What are benthic macroinvertebrates?

Benthic macroinvertebrates are organisms without skeletons that can be seen easily and that live on the stream bottom. Benthic means “bottom dwelling” and macro means “large enough to see with the naked eye” or with very little assistance.  Invertebrate means “without a backbone.”




  • Stonefly

    Stonefly nymphs have no gills on the abdomen, sometimes have hairlike gills under the legs on the thorax (hairy armpits), two tails.




  • Caddisfly larva

    Caddisfly larvae have bodies longer than it is wide; distinct head, one to three hard plates on the thorax; abdomen ends in two terminal hooks and, unlike thorax has no hardened outer plates.



  • Mayfly

    Mayfly nymphs have feathery or platelike gills on abdomen, legs end in one hook, usually three tails.

  • Riffle Beetle (larva and adult)

    Adult riffle beetles are tiny six-legged beetles; crawls slowly on the bottom.








    Larvae riffle beetles may appear uniform brown color or striped due to presence of hard plates covering body length and has six segmented legs on the thorax.

  • Water Penny larva

    Water Penny larvae are flat and copper-colored like a penny; shaped like a small, upside-down saucer; segemented, hard plates conceals head and legs from above.




    Water penny larvaWater penny larva
  • Gilled Snail

    Gilled snails have shells openings to the right when the spiral is pointing up and the opening (aperture) is facing up.




  • Dobsonfly larva (Hellgrammite)

    Dobsonfly larvae or Hellgrammites are up to 4 inches long, have hairlike gills under abdominal lateral filaments that look like dirty cotton and, have large mandibles.




  • Dragonfly nymph

    Dragonfly nymphs have a wide oval-to-round abdomen, which is often flattened and leaflike; large eyes; masklike lower lip.






  • Sowbug

    Sowbugs are generally gray; have oblong bodies; wider than it is high; seven pairs of legs; long antennae; looks similar to a roly-poly bug.







  • Alderfly larva

    Alderfly larva look similar to the hellgrammite. Lateral filaments with no visible gill tufts; one long hairlike tail at end of abdomen; tail resembles the capital letter "A" at the base.







  • Fishfly larva

    Fishfly larva look like a small hellgrammite but often a lighter reddish-tan color with yellowish streaks. They have lateral filaments on the abdomen but no gill tufts underneath.






  • Damselfly nymph

    Damselfly nymphs have large eyes, six thin hooked legs, three broad oar-shaped tails (gills). They will position themselves in a tripod stance to utilize gills.







  • Clam/Mussel

    Two-piece (bivalve) shell with two opposing valves connected by a hinge, size range from 1/16 inch to 10 inches. Do not count empty shells and always return live organisms back to the stream quickly with the umbo or hinge up.






  • Scud

    Scuds are white to gray in color, have a body that is higher than it is wide, and have more than six legs.
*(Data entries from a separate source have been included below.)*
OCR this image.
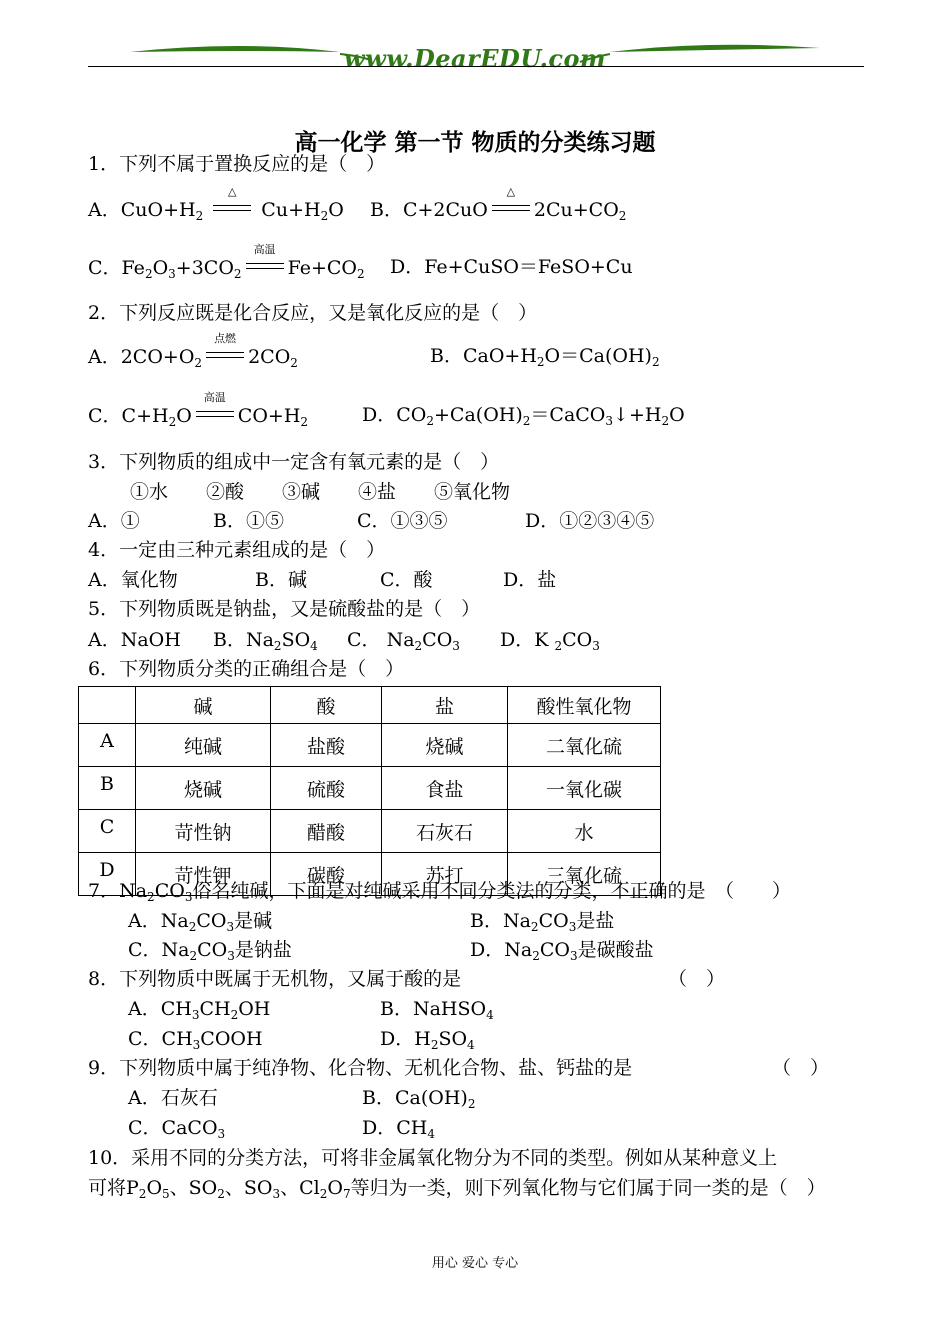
www.DearEDU.com
高一化学 第一节 物质的分类练习题
1．下列不属于置换反应的是（　）
A．$CuO+H_2$
△
$Cu+H_2O$ B．C+2CuO
△
$2Cu+CO_2$
C．$Fe_2O_3+3CO_2$
高温
$Fe+CO_2$ D．Fe+CuSO＝FeSO+Cu
2．下列反应既是化合反应，又是氧化反应的是（　）
A．$2CO+O_2$
点燃
$2CO_2$	B．$CaO+H_2O=Ca(OH)_2$
C．$C+H_2O$
高温
$CO+H_2$	D．$CO_2+Ca(OH)_2=CaCO_3↓+H_2O$
3．下列物质的组成中一定含有氧元素的是（　）
①水　　②酸　　③碱　　④盐　　⑤氧化物
A．①	B．①⑤	C．①③⑤	D．①②③④⑤
4．一定由三种元素组成的是（　）
A．氧化物	B．碱	C．酸	D．盐
5．下列物质既是钠盐，又是硫酸盐的是（　）
A．NaOH B．$Na_2SO_4$ C． $Na_2CO_3$ D．K $_2CO_3$
6．下列物质分类的正确组合是（　）
	碱	酸	盐	酸性氧化物
A	纯碱	盐酸	烧碱	二氧化硫
B	烧碱	硫酸	食盐	一氧化碳
C	苛性钠	醋酸	石灰石	水
D	苛性钾	碳酸	苏打	三氧化硫
7．$Na_2CO_3$俗名纯碱，下面是对纯碱采用不同分类法的分类，不正确的是　（　　）
A．$Na_2CO_3$是碱	B．$Na_2CO_3$是盐
C．$Na_2CO_3$是钠盐	D．$Na_2CO_3$是碳酸盐
8．下列物质中既属于无机物，又属于酸的是	（　）
A．$CH_3CH_2OH$	B．NaHSO$_4$
C．$CH_3COOH$	D．$H_2SO_4$
9．下列物质中属于纯净物、化合物、无机化合物、盐、钙盐的是	（　）
A．石灰石	B．$Ca(OH)_2$
C．CaCO$_3$	D．$CH_4$
10．采用不同的分类方法，可将非金属氧化物分为不同的类型。例如从某种意义上
可将$P_2O_5$、$SO_2$、$SO_3$、$Cl_2O_7$等归为一类，则下列氧化物与它们属于同一类的是（　）
用心 爱心 专心
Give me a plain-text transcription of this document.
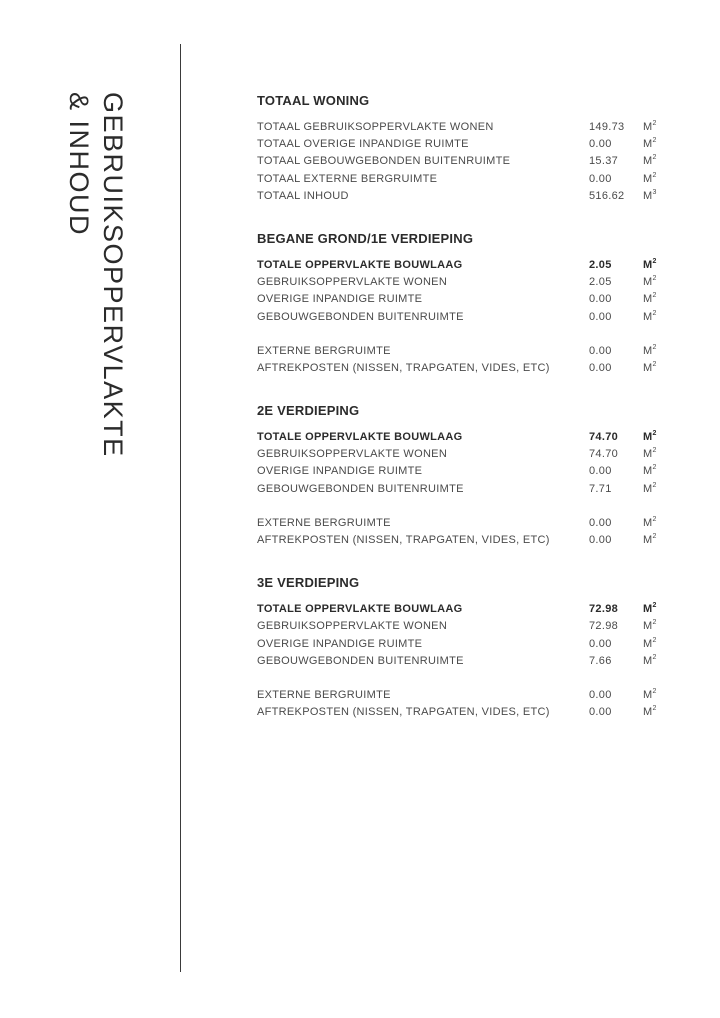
GEBRUIKSOPPERVLAKTE
& INHOUD	TOTAAL WONING
TOTAAL GEBRUIKSOPPERVLAKTE WONEN	149.73 $M^2$
TOTAAL OVERIGE INPANDIGE RUIMTE	0.00	$M^2$
TOTAAL GEBOUWGEBONDEN BUITENRUIMTE	15.37 $M^2$
TOTAAL EXTERNE BERGRUIMTE	0.00	$M^2$
TOTAAL INHOUD	516.62 $M^3$
BEGANE GROND/1E VERDIEPING
TOTALE OPPERVLAKTE BOUWLAAG	2.05	$M^2$
GEBRUIKSOPPERVLAKTE WONEN	2.05	$M^2$
OVERIGE INPANDIGE RUIMTE	0.00	$M^2$
GEBOUWGEBONDEN BUITENRUIMTE	0.00	$M^2$
EXTERNE BERGRUIMTE	0.00	$M^2$
AFTREKPOSTEN (NISSEN, TRAPGATEN, VIDES, ETC)	0.00	$M^2$
2E VERDIEPING
TOTALE OPPERVLAKTE BOUWLAAG	74.70 $M^2$
GEBRUIKSOPPERVLAKTE WONEN	74.70 $M^2$
OVERIGE INPANDIGE RUIMTE	0.00	$M^2$
GEBOUWGEBONDEN BUITENRUIMTE	7.71	$M^2$
EXTERNE BERGRUIMTE	0.00	$M^2$
AFTREKPOSTEN (NISSEN, TRAPGATEN, VIDES, ETC)	0.00	$M^2$
3E VERDIEPING
TOTALE OPPERVLAKTE BOUWLAAG	72.98 $M^2$
GEBRUIKSOPPERVLAKTE WONEN	72.98 $M^2$
OVERIGE INPANDIGE RUIMTE	0.00	$M^2$
GEBOUWGEBONDEN BUITENRUIMTE	7.66	$M^2$
EXTERNE BERGRUIMTE	0.00	$M^2$
AFTREKPOSTEN (NISSEN, TRAPGATEN, VIDES, ETC)	0.00	$M^2$
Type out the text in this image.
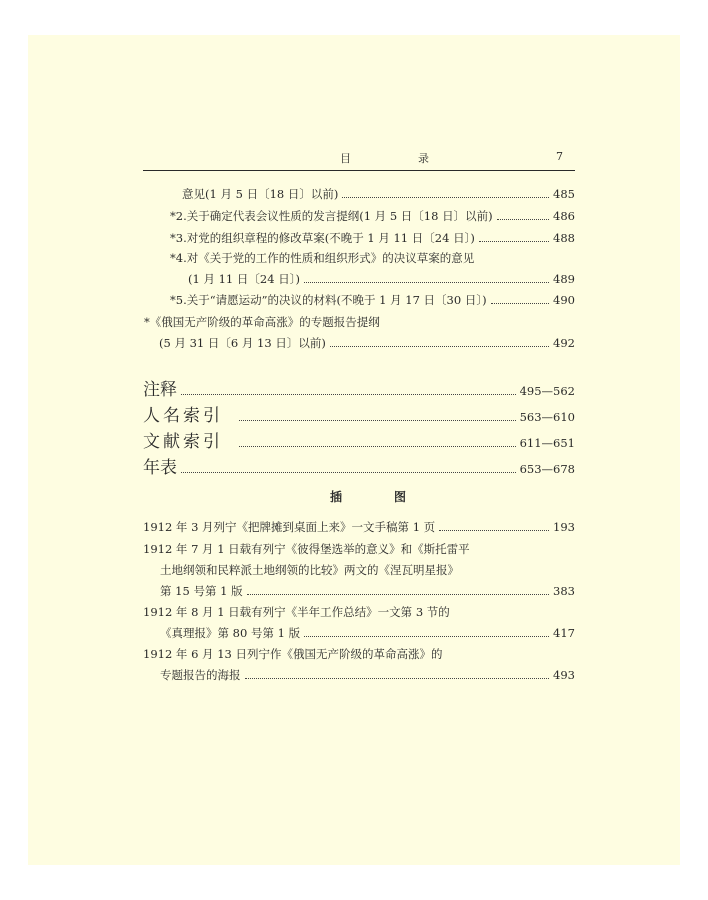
目　录	7
意见(1 月 5 日〔18 日〕以前)	485
*2.关于确定代表会议性质的发言提纲(1 月 5 日〔18 日〕以前)	486
*3.对党的组织章程的修改草案(不晚于 1 月 11 日〔24 日〕)	488
*4.对《关于党的工作的性质和组织形式》的决议草案的意见
(1 月 11 日〔24 日〕)	489
*5.关于“请愿运动”的决议的材料(不晚于 1 月 17 日〔30 日〕)	490
*《俄国无产阶级的革命高涨》的专题报告提纲
(5 月 31 日〔6 月 13 日〕以前)	492
注释	495—562
人名索引	563—610
文献索引	611—651
年表	653—678
插　图
1912 年 3 月列宁《把牌摊到桌面上来》一文手稿第 1 页	193
1912 年 7 月 1 日载有列宁《彼得堡选举的意义》和《斯托雷平
土地纲领和民粹派土地纲领的比较》两文的《涅瓦明星报》
第 15 号第 1 版	383
1912 年 8 月 1 日载有列宁《半年工作总结》一文第 3 节的
《真理报》第 80 号第 1 版	417
1912 年 6 月 13 日列宁作《俄国无产阶级的革命高涨》的
专题报告的海报	493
They swim sideways and resemble small shrimp.





  • Other beetle larva

    Other beetle larva are a diverse group. They will have obvious mouthparts and six legs.





  • Watersnipe Fly larva

    Watersnipe fly larva have a tapered body, many caterpillar-like legs, conical head, and two feathery 'horns' at the end of the abdomen.






  • Crane Fly larva

    Crane Fly larva have a plump caterpillar-like segmented body. It may have an enlarged (turnip-like) lobe or fleshy fingerlike extensions at the end of the abdomen.


  • Crayfish

    Crayfish have two large claws and eight walking legs. They resemble small lobsters.
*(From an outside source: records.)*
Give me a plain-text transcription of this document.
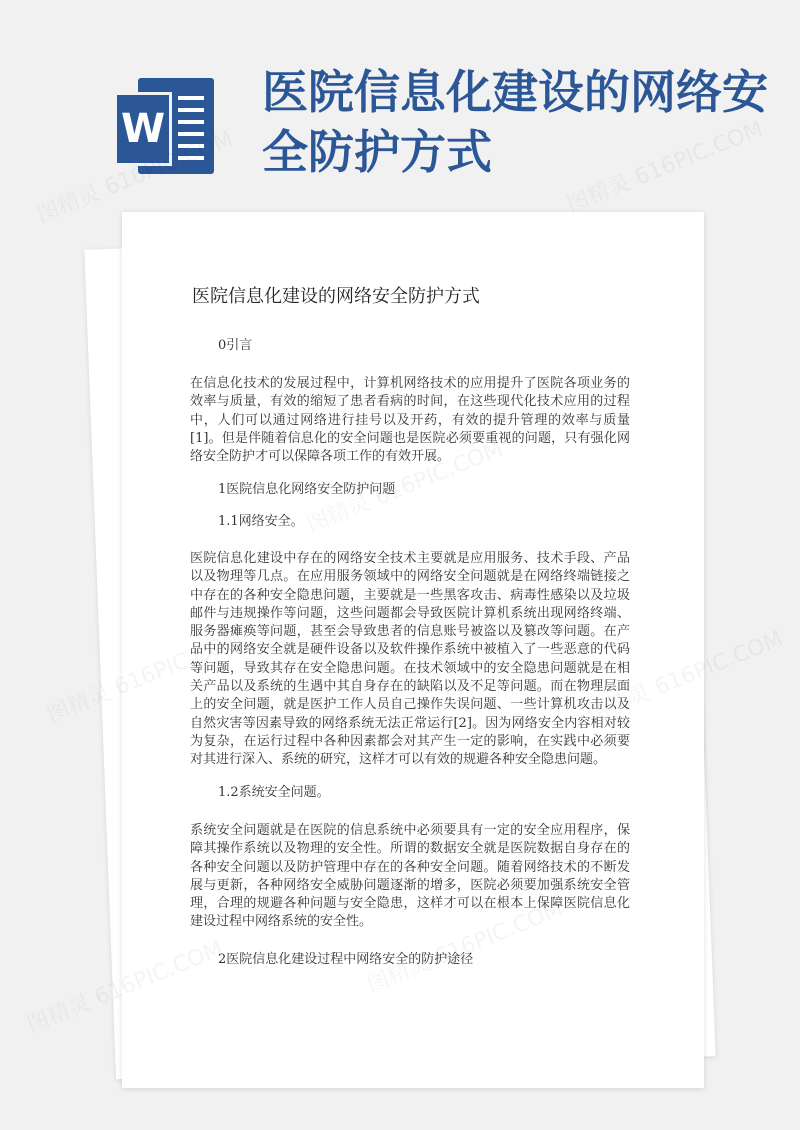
W
医院信息化建设的网络安全防护方式
医院信息化建设的网络安全防护方式

0引言

在信息化技术的发展过程中，计算机网络技术的应用提升了医院各项业务的效率与质量，有效的缩短了患者看病的时间，在这些现代化技术应用的过程中，人们可以通过网络进行挂号以及开药，有效的提升管理的效率与质量[1]。但是伴随着信息化的安全问题也是医院必须要重视的问题，只有强化网络安全防护才可以保障各项工作的有效开展。

1医院信息化网络安全防护问题

1.1网络安全。

医院信息化建设中存在的网络安全技术主要就是应用服务、技术手段、产品以及物理等几点。在应用服务领域中的网络安全问题就是在网络终端链接之中存在的各种安全隐患问题，主要就是一些黑客攻击、病毒性感染以及垃圾邮件与违规操作等问题，这些问题都会导致医院计算机系统出现网络终端、服务器瘫痪等问题，甚至会导致患者的信息账号被盗以及篡改等问题。在产品中的网络安全就是硬件设备以及软件操作系统中被植入了一些恶意的代码等问题，导致其存在安全隐患问题。在技术领域中的安全隐患问题就是在相关产品以及系统的生遇中其自身存在的缺陷以及不足等问题。而在物理层面上的安全问题，就是医护工作人员自己操作失误问题、一些计算机攻击以及自然灾害等因素导致的网络系统无法正常运行[2]。因为网络安全内容相对较为复杂，在运行过程中各种因素都会对其产生一定的影响，在实践中必须要对其进行深入、系统的研究，这样才可以有效的规避各种安全隐患问题。

1.2系统安全问题。

系统安全问题就是在医院的信息系统中必须要具有一定的安全应用程序，保障其操作系统以及物理的安全性。所谓的数据安全就是医院数据自身存在的各种安全问题以及防护管理中存在的各种安全问题。随着网络技术的不断发展与更新，各种网络安全威胁问题逐渐的增多，医院必须要加强系统安全管理，合理的规避各种问题与安全隐患，这样才可以在根本上保障医院信息化建设过程中网络系统的安全性。

2医院信息化建设过程中网络安全的防护途径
  • Aquatic Worm/Horsehair Worm

    Aquatic earthworms are segmented, long, thin and often curl back around themselves. The resemble terrestrial earthworms.








    Horsehair worms are not segmented and have a round or cylindrical body.


  • Black Fly larva

    Black fly larvae have a wide "fat" bottom with suction pad on one end and two fan-like structures on their head.




  • Midge Fly larva

    Midge Fly larva have a distinct head, wormlike segmented body, and a pair of tiny prolegs under the head and near the tip of the abdomen.





  • Leech

    Leeches have flattened muscular bodies with suction pads on each end.



  • Pouch Snail

    Pouch snails do not have an operculum covering the shell opening. When pointed up and facing you they usually open to the left.





  • Other Snail

    Other snails do not have an operculum covering the shell opening, breath air, and shell coils in one plane (flat).